Il rapporto della Fondazione COTEC 2021, realizzato in collaborazione con Enel Foundation e l’Università Luiss Guido Carli, parte proprio dalla domanda su quali siano le condizioni che permettono a un’azienda di raccogliere i frutti di una strategia di innovazione collaborativa, tentando anche una risposta da sottoporre a verifica: che i fattori chiave dietro al successo delle migliori imprese italiane siano riconducibili a modalità “aperte” di fare innovazione e dunque impresa. L’obiettivo della ricerca effettuata è stato quello di identificare questi fattori e spiegare come essi consentano alle imprese italiane di innovare con successo e di vincere nel mercato globale.
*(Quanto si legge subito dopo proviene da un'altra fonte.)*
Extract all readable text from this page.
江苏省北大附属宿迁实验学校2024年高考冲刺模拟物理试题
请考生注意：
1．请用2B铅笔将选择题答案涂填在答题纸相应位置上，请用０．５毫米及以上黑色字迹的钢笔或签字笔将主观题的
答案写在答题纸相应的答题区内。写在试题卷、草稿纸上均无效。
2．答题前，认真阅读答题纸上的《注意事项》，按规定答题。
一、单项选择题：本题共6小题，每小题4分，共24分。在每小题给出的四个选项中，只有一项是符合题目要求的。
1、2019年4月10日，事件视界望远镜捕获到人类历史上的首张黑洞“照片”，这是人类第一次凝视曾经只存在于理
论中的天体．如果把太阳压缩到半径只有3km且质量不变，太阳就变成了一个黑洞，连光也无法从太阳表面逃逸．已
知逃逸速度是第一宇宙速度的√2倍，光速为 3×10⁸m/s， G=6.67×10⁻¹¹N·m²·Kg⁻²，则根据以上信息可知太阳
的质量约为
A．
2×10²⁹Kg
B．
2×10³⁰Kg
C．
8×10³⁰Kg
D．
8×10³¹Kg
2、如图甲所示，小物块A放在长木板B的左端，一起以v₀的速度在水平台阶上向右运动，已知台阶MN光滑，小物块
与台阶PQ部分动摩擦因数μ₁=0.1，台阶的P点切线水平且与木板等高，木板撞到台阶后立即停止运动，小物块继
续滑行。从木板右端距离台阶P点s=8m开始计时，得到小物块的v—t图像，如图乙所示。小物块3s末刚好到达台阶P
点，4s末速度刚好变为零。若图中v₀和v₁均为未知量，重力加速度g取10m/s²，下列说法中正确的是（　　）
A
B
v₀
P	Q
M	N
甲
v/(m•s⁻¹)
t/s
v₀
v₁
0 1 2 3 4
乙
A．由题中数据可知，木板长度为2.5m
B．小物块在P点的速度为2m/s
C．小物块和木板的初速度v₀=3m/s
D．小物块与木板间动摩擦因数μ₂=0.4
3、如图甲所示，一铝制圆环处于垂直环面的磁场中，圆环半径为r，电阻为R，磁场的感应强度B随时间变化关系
I vantaggi dell’open innovation

L’open innovation, in estrema sintesi, può essere definito come un paradigma che prevede che un’azienda possa accedere alle innovazioni disponibili sul mercato, integrandole con il proprio modello di business per promuovere ed accelerare processi di sviluppo. Questo metodo non solo consente alle aziende di “acquisire” le migliori e più promettenti innovazioni disponibili sul mercato, ma gli permette anche di ottimizzare il time to market, minimizzando dunque il tempo per passare dalla fase di ideazione del prodotto o servizio o alla sua immissione sul mercato.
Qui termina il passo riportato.